If α = ^mC₂, then find the value of ^αC₂.

Answer 1

\[{}^\alpha C_2 = \frac{\alpha}{2} \times \frac{(\alpha - 1)}{1} \times^\alpha C_0\]  [∵\[{}^n C_r = \frac{n}{r} . {}^{n - 1} C_{r - 1}\]]

\[{}^n C_r = \frac{n}{r} . {}^{n - 1} C_{r - 1}\]  [∵\[{}^n C_0 = 1\]]
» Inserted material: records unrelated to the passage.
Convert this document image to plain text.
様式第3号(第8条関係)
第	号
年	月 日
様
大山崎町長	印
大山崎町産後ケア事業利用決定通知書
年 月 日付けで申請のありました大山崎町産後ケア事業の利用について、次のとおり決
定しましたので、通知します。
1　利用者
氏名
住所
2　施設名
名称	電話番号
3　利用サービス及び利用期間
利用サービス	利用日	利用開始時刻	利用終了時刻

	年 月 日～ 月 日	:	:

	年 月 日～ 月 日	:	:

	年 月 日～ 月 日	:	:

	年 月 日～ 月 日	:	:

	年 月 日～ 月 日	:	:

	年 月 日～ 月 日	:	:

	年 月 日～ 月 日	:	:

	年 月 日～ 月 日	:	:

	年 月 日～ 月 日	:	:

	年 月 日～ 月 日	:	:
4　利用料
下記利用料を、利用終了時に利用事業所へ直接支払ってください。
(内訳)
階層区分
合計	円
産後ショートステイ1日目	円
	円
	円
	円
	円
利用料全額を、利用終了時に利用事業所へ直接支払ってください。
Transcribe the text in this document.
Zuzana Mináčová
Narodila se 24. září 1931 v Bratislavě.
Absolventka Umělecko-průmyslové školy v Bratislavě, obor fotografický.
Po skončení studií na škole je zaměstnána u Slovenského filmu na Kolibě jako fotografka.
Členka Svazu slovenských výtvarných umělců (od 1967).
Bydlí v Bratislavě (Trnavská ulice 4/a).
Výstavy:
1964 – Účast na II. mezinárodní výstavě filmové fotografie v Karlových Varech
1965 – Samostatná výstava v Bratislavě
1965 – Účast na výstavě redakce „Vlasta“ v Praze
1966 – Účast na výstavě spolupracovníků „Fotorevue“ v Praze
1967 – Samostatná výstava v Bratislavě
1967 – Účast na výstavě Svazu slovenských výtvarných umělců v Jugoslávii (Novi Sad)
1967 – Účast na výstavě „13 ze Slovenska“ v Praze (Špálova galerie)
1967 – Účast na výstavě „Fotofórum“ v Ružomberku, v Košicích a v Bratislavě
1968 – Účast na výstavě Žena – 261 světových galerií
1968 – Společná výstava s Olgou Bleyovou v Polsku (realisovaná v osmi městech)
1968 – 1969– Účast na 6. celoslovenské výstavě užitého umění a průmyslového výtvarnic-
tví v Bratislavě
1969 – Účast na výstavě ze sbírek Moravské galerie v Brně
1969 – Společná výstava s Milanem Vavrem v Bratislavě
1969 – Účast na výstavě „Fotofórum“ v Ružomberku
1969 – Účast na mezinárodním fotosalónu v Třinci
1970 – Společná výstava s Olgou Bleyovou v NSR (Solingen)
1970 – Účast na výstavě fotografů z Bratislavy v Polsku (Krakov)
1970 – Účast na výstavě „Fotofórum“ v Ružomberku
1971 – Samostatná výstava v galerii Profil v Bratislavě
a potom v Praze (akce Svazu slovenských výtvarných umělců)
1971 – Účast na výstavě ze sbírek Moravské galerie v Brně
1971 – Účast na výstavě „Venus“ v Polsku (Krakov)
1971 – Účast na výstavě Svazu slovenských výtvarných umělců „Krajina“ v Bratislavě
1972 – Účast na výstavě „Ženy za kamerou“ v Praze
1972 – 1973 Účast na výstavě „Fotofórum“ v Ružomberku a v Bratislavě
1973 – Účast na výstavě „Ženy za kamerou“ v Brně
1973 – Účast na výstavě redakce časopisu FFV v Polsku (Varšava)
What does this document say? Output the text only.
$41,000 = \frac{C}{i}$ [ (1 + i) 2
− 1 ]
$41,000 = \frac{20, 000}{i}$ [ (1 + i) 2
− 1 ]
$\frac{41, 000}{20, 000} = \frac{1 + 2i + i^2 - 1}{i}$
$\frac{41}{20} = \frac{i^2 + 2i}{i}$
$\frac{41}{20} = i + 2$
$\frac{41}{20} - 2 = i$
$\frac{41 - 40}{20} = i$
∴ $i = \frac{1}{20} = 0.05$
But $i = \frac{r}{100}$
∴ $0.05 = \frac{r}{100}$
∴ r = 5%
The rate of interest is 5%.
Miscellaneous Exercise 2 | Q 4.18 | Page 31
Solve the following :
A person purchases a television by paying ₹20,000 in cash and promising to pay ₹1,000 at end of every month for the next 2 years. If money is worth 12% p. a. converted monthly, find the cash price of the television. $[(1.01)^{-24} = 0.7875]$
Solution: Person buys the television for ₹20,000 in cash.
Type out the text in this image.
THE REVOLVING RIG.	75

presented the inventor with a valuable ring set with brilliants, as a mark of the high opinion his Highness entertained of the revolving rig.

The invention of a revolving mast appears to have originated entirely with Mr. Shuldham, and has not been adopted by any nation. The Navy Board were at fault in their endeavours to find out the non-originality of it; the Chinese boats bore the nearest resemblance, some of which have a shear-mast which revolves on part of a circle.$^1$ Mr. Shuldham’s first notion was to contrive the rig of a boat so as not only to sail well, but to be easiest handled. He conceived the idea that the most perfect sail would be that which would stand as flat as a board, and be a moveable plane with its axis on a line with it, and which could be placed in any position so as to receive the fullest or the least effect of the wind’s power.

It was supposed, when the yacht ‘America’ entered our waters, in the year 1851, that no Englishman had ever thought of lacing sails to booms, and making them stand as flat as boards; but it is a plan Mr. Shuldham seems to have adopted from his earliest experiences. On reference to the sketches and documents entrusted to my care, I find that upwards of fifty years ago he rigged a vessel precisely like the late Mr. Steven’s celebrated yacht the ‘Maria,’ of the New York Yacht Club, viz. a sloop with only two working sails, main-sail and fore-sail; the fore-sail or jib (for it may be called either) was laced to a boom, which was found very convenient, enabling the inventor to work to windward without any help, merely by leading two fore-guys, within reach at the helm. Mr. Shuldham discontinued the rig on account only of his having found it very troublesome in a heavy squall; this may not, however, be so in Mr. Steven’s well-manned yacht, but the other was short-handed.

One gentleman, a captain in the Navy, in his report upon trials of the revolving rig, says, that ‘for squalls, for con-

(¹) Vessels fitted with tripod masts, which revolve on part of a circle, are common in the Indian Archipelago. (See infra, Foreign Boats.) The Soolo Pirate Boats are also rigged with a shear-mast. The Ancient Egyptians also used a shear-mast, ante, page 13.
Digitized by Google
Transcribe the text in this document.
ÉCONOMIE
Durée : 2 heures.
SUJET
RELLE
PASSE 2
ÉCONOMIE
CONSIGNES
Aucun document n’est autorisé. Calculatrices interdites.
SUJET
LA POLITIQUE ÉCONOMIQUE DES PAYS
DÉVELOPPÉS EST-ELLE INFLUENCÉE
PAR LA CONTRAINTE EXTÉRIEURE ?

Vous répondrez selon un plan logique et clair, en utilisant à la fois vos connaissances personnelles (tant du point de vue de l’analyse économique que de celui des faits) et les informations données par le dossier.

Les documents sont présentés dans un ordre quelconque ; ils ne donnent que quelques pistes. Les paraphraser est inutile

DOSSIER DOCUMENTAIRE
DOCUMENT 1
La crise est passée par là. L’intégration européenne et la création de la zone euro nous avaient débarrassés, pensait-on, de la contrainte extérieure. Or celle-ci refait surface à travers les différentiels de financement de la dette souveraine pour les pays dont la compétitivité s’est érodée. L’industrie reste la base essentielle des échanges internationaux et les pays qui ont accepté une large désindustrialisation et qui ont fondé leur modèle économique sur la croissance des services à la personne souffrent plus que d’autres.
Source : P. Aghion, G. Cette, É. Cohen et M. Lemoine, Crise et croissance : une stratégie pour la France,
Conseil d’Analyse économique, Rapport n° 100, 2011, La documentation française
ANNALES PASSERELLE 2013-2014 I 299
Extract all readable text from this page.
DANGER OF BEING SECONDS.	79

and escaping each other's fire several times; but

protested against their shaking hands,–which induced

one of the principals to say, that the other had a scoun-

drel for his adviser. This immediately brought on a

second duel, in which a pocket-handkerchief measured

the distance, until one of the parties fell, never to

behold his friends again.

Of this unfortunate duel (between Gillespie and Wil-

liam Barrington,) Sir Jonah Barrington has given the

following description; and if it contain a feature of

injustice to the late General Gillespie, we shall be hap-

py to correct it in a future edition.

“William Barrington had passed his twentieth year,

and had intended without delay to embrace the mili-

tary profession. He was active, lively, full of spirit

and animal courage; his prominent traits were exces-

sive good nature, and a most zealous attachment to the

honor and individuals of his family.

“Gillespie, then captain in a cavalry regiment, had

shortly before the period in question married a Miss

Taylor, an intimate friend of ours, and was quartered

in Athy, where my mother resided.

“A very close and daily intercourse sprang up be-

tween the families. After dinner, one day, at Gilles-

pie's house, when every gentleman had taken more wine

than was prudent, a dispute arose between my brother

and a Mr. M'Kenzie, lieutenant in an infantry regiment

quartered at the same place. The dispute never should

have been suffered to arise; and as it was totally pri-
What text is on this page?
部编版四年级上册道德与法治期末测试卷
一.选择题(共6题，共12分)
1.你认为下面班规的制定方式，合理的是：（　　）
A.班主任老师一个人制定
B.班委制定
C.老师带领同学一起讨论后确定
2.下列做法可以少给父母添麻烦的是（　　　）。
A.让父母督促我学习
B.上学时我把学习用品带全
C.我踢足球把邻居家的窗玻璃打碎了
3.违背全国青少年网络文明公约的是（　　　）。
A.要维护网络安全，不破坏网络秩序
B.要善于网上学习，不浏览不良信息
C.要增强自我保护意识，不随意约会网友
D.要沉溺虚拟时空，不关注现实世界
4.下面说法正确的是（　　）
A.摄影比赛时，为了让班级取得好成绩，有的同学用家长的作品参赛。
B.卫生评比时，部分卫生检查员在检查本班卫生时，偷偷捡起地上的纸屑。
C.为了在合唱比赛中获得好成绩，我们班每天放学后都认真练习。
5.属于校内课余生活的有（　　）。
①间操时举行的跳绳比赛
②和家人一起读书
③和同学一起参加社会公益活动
\[= \frac{1}{2} \left[ {}^m C_2 \left( {}^m C_2 - 1 \right) \right]\]
\[ = \frac{1}{2} \left[ \frac{m!}{2! \left( m - 2 \right)!} \left( \frac{m!}{2! \left( m - 2 \right)!} - 1 \right) \right]\]
\[ = \frac{1}{2} \left[ \frac{m \left( m - 1 \right)}{2} \left( \frac{m \left( m - 1 \right)}{2} - 1 \right) \right]\]
\[ = \frac{1}{2} \left[ \frac{m\left( m - 1 \right)}{2} \left( \frac{m \left( m - 1 \right) - 2}{2} \right) \right]\]
\[ = \frac{1}{8} \left[ m \left( m - 1 \right) \left\{ m \left( m - 1 \right) - 2 \right\} \right]\]
\[ = \frac{1}{8} \left[ m^2 \left( m - 1 \right)^2 - 2m \left( m - 1 \right) \right]\]
\[ = \frac{1}{8} \left[ m^2 \left( m^2 + 1 - 2m \right) - 2 m^2 + 2m \right]\]
\[ = \frac{1}{8} \left[ m^4 + m^2 - 2 m^3 - 2 m^2 + 2m \right]\]
\[ = \frac{1}{8} \left[ m^4 - 2 m^3 - m^2 + 2m \right]\]
\[ = \frac{1}{8} \left[ \left( m^2 - 2m \right) \left( m^2 - 1 \right) \right]\]
\[ = \frac{1}{8} \left[ m \left( m - 2 \right) \left( m - 1 \right) \left( m + 1 \right) \right]\]
\[ = \frac{1}{8} \left( m + 1 \right) m \left( m - 1 \right) \left( m - 2 \right)\]